'Argo,' 'Les Mis' win at Golden Globes
This image released by NBC shows Ben Affleck with his award for best director for "Argo" during the 70th Annual Golden Globe Awards at the Beverly Hilton Hotel on Jan. 13, 2013, in Beverly Hills, Calif. (AP Photo/NBC, Paul Drinkwater)
BEVERLY HILLS, Calif. (AP) — Ben Affleck got some vindication and Jodie Foster made a revelation at the Golden Globe Awards.
Affleck's "Argo" earned him best motion picture drama and director honors at Sunday night's ceremony. The awards came just a few days after Affleck was surprisingly omitted from the best-director category at the Academy Award nominations. Affleck also stars in the real-life drama as the CIA operative who orchestrated a daring rescue of six American embassy employees during the 1979 Iranian hostage crisis.
These wins seem to shake up the Oscar race, in which Steven Spielberg's stately, historical epic "Lincoln" was looking like a juggernaut. Despite seven Golden Globe nominations, "Lincoln" earned just one award: best actor for Daniel Day-Lewis' intense, richly detailed portrayal of Abraham Lincoln as he fought for passage of the 13th Amendment, abolishing slavery. Spielberg's film heads into the Feb. 24 Academy Awards with a leading 12 nominations.
The other big winner of the Hollywood Foreign Press Association's honors was "Les Miserables." Based on the international musical sensation and Victor Hugo's novel of strife and redemption in 19th century France, it won best picture musical or comedy, best actor for Hugh Jackman and best supporting actress for Anne Hathaway.
"Honestly, I would have played a musket, so I'm thrilled I got to sing a really good song," Hathaway joked backstage. She belts out the dramatic "I Dreamed a Dream" as the doomed prostitute Fantine.
But perhaps the biggest news of the night was from Foster, who came out without really coming out and suggested she was retiring from acting but then backpedaled a bit backstage. Foster was this year's recipient of the Cecil B. DeMille Lifetime Achievement Award, which is announced beforehand and is usually a pretty respectful and predictable part of the evening.
But the 50-year-old Oscar-winner for "The Silence of the Lambs" and "The Accused," who's been protective of her private life and reluctant to discuss her sexual orientation, used this opportunity to speak from the heart in a rambling and emotional speech that confirmed what long had been an open secret. The veteran actress seized control of what is every year a noisy, boozy ballroom; the crowd of A-listers quickly quieted down as it became apparent that she had something serious and important to say.
She was coy at first, suggesting she had a big announcement that would make her publicist nervous. (At this point, the audio inexplicably dropped out of the NBC broadcast, even though nothing off-color was said.)

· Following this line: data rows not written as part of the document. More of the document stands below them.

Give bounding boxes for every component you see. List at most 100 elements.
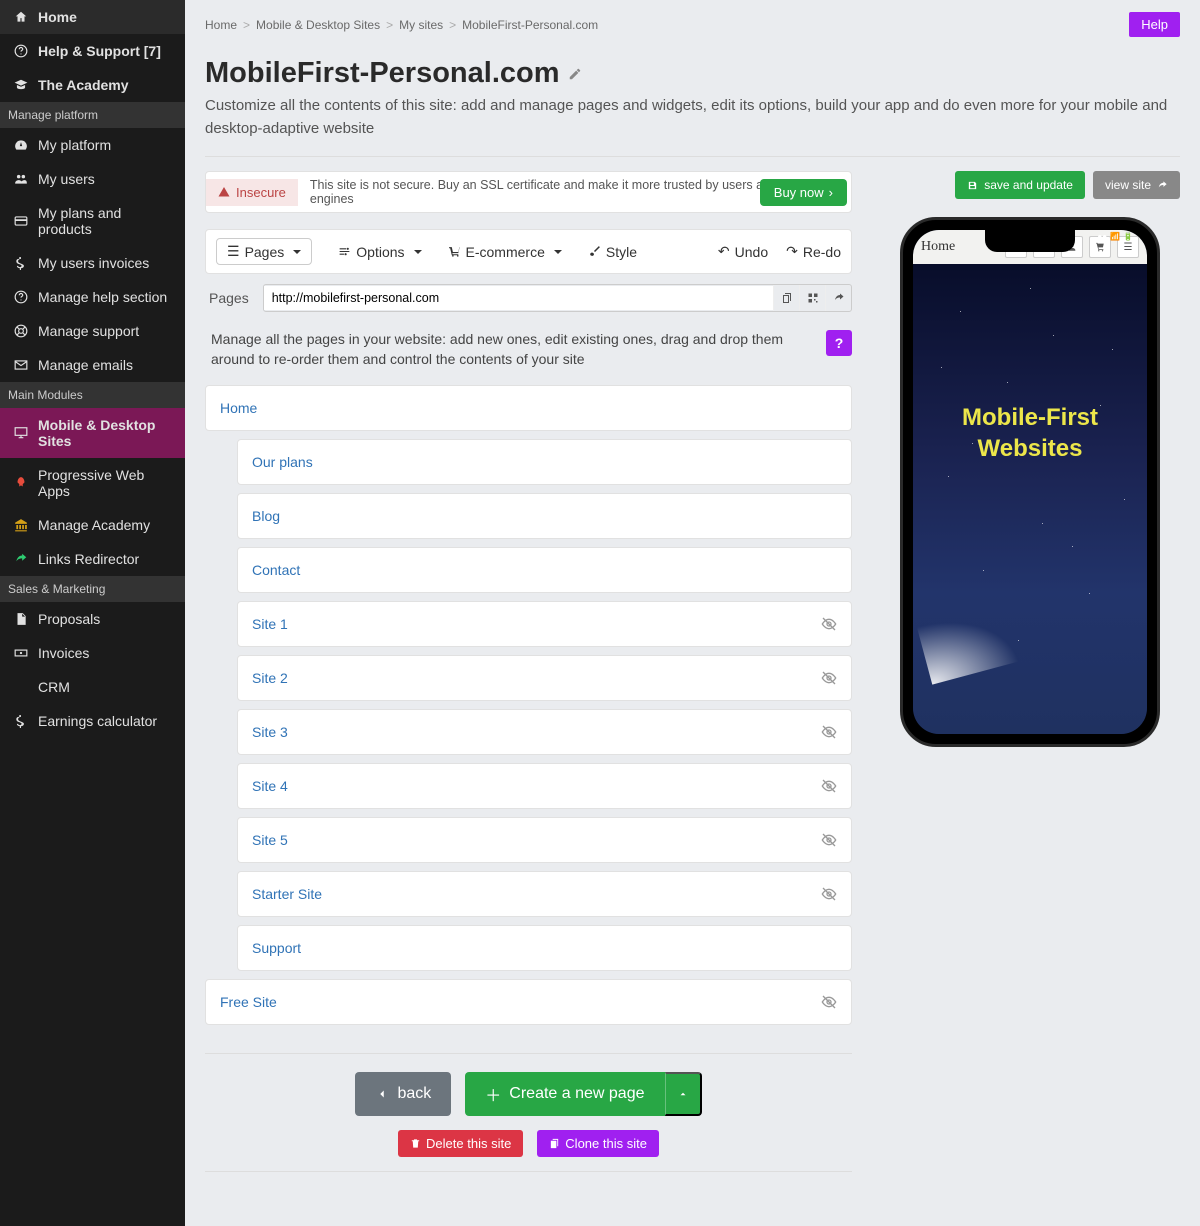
page-item[interactable]: Blog — [237, 493, 852, 539]
copy-icon — [549, 1138, 560, 1149]
buy-now-button[interactable]: Buy now › — [760, 179, 847, 206]
undo-icon: ↶ — [718, 243, 730, 260]
create-page-dropdown[interactable] — [665, 1072, 702, 1116]
nav-label: Links Redirector — [38, 551, 139, 567]
page-label: Free Site — [220, 994, 277, 1010]
chevron-right-icon: › — [829, 185, 833, 200]
insecure-alert: Insecure This site is not secure. Buy an… — [205, 171, 852, 213]
page-item[interactable]: Support — [237, 925, 852, 971]
page-item[interactable]: Our plans — [237, 439, 852, 485]
nav-label: Proposals — [38, 611, 100, 627]
nav-my-users-invoices[interactable]: My users invoices — [0, 246, 185, 280]
nav-label: The Academy — [38, 77, 129, 93]
hidden-icon[interactable] — [821, 994, 837, 1010]
nav-earnings-calculator[interactable]: Earnings calculator — [0, 704, 185, 738]
page-item[interactable]: Site 3 — [237, 709, 852, 755]
redo-button[interactable]: ↷ Re-do — [786, 243, 841, 260]
page-label: Site 4 — [252, 778, 288, 794]
hidden-icon[interactable] — [821, 616, 837, 632]
page-item[interactable]: Site 4 — [237, 763, 852, 809]
nav-my-platform[interactable]: My platform — [0, 128, 185, 162]
home-icon — [12, 10, 30, 24]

Then she stated: "I'm just going to put it out there, loud and proud ... I am, uh, single," pausing for dramatic effect before that last word. "I hope you're not disappointed that there won't be a big coming-out speech tonight. I already did my coming-out about a thousand years ago back in the Stone Age."
She also made it sound as if this would be her last time on stage, but clarified for reporters afterward: "I could never stop acting. You'd have to drag me behind a team of horses. I'd like to be directing tomorrow. I'm more into it than I have ever been."
Among the other multiple winners of the night, "Django Unchained," Quentin Tarantino's spaghetti Western-blaxploitation mashup, earned two awards: for supporting actor Christoph Waltz as a charismatic bounty hunter and for Tarantino's script. The writer-director thanked his friends for letting him read scenes to them as he works through his scripts.